Optimum capital structure refers to the best mix of debt and equity financing that maximizes a companys market value while minimizing its cost of capital. The goal of any corporate finance department should be to find the optimal capital structure that will result in the lowest weighted average cost of capital (WACC) and the maximum value of the company (shareholder wealth) . The lower the cost of capital, the greater the present value of the firms future cash flows, discounted by the WACC.
The key features of optimum capital structure are its simplicity and ability to ensure maximum profitability by minimizing the cost of capital. It works on the aspects of control, conservatism, flexibility, and a regulated debt-equity mix. The optimum capital structure plays a crucial role in financial management, allowing a firm to raise the necessary funds from different sources at the least cost.

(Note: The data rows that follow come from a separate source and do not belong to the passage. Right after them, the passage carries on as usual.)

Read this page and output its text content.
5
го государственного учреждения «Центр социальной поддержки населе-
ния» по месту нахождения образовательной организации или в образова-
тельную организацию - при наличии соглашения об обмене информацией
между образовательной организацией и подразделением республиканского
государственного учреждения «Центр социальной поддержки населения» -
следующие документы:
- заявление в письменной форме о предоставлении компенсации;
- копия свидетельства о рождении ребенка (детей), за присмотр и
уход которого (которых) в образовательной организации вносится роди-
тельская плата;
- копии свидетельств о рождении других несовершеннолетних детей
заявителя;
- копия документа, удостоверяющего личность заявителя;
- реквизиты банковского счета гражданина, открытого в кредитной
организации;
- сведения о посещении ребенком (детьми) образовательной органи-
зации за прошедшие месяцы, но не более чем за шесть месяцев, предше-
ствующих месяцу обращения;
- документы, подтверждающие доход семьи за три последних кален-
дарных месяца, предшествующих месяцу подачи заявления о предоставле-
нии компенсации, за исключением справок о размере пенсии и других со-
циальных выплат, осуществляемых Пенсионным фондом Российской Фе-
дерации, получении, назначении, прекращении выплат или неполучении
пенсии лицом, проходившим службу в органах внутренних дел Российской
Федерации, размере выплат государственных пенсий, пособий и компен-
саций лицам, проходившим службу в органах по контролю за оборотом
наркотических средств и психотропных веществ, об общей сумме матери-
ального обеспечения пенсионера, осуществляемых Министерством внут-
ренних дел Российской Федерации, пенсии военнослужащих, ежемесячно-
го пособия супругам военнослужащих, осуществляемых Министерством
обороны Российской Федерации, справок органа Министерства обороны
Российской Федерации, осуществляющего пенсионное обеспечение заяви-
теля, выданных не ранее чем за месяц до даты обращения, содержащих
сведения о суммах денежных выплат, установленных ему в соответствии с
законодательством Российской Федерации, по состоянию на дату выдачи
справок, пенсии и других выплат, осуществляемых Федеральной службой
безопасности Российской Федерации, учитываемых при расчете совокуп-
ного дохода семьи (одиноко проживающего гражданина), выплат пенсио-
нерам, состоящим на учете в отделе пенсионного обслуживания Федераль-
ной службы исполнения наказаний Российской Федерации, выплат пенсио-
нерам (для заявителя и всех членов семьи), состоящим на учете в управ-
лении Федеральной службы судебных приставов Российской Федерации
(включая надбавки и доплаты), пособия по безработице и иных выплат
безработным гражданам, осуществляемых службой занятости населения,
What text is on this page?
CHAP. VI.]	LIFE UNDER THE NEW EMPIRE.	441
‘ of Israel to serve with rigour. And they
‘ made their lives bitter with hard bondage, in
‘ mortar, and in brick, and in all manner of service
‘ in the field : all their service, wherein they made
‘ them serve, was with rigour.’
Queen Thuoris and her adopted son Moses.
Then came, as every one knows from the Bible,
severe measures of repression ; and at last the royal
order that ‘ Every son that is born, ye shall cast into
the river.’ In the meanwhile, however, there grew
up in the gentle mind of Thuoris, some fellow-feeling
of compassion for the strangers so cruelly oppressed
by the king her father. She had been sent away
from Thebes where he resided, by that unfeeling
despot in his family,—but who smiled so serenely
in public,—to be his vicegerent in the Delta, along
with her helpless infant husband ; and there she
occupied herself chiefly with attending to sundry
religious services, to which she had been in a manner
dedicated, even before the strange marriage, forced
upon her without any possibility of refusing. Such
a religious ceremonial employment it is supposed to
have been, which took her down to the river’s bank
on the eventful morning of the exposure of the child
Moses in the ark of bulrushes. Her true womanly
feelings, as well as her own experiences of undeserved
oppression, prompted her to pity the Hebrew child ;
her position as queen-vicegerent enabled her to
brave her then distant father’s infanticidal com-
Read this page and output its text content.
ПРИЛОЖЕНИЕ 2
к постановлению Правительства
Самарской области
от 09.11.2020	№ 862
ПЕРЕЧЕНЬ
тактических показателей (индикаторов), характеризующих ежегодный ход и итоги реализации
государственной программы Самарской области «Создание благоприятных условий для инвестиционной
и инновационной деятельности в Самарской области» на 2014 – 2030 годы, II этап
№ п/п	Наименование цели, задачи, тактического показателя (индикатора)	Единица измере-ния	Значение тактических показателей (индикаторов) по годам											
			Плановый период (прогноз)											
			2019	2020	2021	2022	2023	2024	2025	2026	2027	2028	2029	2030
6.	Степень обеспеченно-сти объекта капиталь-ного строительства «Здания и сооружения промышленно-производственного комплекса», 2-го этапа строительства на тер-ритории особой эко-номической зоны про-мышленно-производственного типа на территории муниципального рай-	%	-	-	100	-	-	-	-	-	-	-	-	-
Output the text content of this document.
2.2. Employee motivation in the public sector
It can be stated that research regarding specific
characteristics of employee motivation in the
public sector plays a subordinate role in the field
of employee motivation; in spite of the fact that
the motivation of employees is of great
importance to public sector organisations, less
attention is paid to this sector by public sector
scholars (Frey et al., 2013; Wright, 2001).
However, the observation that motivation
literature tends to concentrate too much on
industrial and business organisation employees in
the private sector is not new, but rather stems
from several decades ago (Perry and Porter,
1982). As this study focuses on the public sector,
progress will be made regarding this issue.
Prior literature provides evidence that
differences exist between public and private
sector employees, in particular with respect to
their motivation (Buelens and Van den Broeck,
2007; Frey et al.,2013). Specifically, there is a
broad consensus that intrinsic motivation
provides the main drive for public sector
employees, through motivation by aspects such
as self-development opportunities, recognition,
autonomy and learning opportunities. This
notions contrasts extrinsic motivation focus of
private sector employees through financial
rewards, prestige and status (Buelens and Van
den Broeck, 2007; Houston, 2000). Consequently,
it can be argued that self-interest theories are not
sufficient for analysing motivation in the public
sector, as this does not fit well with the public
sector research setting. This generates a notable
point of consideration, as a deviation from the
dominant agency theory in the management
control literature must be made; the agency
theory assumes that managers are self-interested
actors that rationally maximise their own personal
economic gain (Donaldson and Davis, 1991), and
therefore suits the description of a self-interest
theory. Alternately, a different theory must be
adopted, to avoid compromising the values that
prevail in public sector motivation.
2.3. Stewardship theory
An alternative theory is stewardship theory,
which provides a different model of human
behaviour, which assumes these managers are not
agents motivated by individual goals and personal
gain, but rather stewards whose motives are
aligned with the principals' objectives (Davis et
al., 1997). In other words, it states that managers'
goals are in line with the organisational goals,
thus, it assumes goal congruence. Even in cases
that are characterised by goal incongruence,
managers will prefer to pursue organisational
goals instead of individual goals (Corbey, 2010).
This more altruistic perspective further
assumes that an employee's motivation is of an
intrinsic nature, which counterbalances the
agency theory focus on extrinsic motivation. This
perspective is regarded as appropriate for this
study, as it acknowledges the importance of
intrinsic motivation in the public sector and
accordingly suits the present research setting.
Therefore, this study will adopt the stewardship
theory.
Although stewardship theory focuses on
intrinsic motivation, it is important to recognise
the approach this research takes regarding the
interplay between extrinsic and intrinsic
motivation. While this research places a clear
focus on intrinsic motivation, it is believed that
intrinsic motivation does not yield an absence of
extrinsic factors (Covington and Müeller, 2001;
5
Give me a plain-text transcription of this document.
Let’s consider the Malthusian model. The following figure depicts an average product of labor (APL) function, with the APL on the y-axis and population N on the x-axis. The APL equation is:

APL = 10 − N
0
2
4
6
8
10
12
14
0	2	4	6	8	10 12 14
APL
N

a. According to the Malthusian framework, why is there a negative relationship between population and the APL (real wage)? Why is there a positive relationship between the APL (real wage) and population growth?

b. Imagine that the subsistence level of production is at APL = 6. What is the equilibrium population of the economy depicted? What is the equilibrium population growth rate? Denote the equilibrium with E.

Determinants of optimum capital structure include maximizing the companys wealth, minimizing the cost of capital, simplicity in structure, and maintaining control. The theories of capital structure include the M + M (No Tax), M + M (With Tax), Traditional Theory, and the Pecking Order. The trade-off theory of capital structure tells us that managers should seek an optimal mix of equity and debt that minimizes the firms WACC, which in turn maximizes company value.
In summary, the optimum capital structure is the best mix of debt and equity financing that maximizes a companys market value while minimizing its cost of capital. It is crucial for financial management and involves a trade-off between the benefits of higher leverage and the costs of financial distress. The goal of any corporate finance department should be to find the optimal capital structure that will result in the lowest WACC and the maximum value of the company.